In London, one of the world's most expensive and cosmopolitan cities, such old-time shopping is best found beyond the modern hubbub and high rents of the upscale city center. In Brixton — a South London melting-pot neighborhood of hardscrabble public housing and Victorian mansions, of long-established Afro-Caribbean families and young white hipsters — a wig shop is a snapshot in time, with shiny hairpieces stacked high on plain, old-fashioned shelves.

East London gives visitors the easiest look at old-style shopping. Once the Cockney working-class heartland and now the cradle of the London Olympics and Paralympics games, East London's centuries-old markets have been revitalized.
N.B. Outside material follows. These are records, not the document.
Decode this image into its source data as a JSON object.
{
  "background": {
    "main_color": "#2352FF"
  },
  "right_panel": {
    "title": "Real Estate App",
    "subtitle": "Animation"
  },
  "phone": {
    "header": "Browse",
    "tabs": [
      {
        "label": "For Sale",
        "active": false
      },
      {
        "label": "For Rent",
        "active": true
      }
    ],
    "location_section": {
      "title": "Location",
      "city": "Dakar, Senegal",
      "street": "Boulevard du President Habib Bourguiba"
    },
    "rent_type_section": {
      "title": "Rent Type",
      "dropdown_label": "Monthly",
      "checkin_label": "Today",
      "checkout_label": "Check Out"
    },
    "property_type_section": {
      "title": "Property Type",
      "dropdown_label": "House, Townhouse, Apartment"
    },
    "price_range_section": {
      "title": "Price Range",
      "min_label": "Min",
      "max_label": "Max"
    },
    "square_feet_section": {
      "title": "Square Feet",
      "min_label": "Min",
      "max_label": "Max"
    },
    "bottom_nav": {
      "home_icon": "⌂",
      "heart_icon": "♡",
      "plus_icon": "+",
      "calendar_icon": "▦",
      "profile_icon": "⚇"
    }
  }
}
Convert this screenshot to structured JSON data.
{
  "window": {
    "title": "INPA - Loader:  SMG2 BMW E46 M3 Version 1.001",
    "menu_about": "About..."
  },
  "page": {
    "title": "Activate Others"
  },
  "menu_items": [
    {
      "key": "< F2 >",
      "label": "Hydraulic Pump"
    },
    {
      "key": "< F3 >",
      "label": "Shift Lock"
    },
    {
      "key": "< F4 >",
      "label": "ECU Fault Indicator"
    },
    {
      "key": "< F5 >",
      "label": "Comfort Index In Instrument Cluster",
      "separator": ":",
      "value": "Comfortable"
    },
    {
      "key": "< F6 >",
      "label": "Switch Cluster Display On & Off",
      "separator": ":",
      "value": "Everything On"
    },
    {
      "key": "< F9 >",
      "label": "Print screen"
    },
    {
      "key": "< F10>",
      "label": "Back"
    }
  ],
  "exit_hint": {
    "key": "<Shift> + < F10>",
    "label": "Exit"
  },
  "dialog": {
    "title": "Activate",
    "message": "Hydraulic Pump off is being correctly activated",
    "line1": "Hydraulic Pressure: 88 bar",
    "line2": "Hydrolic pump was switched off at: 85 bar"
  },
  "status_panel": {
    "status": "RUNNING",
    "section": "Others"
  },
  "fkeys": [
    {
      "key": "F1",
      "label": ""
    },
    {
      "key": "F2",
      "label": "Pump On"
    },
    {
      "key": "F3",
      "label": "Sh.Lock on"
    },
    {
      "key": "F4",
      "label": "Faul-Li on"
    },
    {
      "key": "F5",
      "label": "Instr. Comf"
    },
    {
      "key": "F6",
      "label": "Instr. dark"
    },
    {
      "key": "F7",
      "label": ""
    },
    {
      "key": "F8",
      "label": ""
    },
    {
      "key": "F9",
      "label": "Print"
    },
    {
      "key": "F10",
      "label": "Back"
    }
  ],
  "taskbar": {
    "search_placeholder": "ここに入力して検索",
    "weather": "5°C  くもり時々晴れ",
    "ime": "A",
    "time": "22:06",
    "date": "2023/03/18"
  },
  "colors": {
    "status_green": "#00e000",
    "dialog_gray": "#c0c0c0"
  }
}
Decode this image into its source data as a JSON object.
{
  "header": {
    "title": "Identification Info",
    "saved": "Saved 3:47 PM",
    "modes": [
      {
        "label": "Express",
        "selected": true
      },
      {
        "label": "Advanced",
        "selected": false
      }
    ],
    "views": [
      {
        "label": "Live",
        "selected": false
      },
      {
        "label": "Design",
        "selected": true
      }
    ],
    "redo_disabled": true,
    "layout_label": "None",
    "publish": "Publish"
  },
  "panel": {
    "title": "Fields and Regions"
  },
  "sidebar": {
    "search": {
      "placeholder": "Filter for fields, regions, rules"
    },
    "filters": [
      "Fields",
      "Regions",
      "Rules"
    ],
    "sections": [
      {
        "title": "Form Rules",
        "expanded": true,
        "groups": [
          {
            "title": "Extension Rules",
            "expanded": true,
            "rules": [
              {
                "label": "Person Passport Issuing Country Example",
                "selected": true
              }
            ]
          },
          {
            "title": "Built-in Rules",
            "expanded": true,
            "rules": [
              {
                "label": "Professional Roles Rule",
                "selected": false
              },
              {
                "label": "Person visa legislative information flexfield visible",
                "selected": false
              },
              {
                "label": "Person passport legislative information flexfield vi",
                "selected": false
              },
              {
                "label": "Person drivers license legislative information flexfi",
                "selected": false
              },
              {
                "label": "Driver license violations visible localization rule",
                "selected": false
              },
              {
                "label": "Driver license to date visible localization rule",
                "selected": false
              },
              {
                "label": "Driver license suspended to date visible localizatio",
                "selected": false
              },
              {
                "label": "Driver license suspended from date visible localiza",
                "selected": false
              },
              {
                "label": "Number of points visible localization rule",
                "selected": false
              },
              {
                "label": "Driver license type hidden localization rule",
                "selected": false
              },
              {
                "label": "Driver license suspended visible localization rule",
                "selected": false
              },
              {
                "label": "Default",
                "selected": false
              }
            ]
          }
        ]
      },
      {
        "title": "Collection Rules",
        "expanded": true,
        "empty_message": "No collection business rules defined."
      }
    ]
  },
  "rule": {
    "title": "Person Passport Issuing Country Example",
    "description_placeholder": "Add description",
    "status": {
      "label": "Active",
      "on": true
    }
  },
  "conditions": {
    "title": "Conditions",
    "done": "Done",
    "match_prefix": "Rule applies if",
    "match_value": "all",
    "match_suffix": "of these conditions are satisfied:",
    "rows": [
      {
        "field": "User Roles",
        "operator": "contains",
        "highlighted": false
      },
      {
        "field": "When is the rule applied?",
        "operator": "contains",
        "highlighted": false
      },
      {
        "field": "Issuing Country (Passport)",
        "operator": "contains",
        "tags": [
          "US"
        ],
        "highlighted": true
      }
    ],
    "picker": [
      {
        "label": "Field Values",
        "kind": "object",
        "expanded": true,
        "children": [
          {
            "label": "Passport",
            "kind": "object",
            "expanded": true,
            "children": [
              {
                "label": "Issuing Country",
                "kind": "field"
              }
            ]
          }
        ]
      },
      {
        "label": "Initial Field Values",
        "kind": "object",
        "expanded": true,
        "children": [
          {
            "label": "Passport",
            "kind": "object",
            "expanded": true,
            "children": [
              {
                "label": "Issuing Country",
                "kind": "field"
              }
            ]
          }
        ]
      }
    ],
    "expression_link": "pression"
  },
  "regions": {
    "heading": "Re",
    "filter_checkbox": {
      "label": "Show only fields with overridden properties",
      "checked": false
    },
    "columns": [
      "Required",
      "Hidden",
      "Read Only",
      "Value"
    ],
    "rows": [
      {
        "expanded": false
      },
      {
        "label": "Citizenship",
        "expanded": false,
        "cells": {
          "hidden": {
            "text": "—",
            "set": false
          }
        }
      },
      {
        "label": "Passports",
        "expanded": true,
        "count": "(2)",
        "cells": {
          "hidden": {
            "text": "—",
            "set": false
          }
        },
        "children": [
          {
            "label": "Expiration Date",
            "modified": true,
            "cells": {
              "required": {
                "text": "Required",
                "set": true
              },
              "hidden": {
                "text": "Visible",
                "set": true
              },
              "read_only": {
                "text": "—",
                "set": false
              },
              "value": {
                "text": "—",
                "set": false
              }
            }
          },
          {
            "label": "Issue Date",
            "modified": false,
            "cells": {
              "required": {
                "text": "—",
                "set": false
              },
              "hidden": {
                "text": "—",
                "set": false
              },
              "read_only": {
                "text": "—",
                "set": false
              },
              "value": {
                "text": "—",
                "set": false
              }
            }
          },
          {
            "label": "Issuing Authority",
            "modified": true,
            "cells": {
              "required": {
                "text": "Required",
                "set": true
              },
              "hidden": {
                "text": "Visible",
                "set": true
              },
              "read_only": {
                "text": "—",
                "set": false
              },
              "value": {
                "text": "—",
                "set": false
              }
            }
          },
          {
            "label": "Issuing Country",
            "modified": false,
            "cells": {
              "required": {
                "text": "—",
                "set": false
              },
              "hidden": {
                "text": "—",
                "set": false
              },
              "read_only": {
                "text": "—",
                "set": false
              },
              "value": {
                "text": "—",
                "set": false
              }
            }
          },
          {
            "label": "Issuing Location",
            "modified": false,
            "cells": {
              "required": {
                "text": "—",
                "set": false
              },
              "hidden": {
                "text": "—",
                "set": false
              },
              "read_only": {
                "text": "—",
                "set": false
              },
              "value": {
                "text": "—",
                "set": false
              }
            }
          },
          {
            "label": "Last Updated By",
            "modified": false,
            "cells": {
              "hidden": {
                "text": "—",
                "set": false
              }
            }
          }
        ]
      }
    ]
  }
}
At Old Spitalfields Market, modern wares and foods are sold in an airy Victorian market hall of graceful cast-iron pillars under a glassed roof.

From Spitalfields it's a short walk to Petticoat Lane, a street market that dates back about 400 years and is now packed with bargain clothing and shoe stalls, from shimmering saris to Doc Martens boots. Keep walking to Brick Lane, a Sunday flea that's about 300 years old and still going strong, surrounded by South Asian restaurants and vintage shops.

For a dash of color, finish up at Columbia Road Flower Market, established in the 1860s. Stalls overflow in riotous colors of cut flowers and plants. Stroll and smell the roses.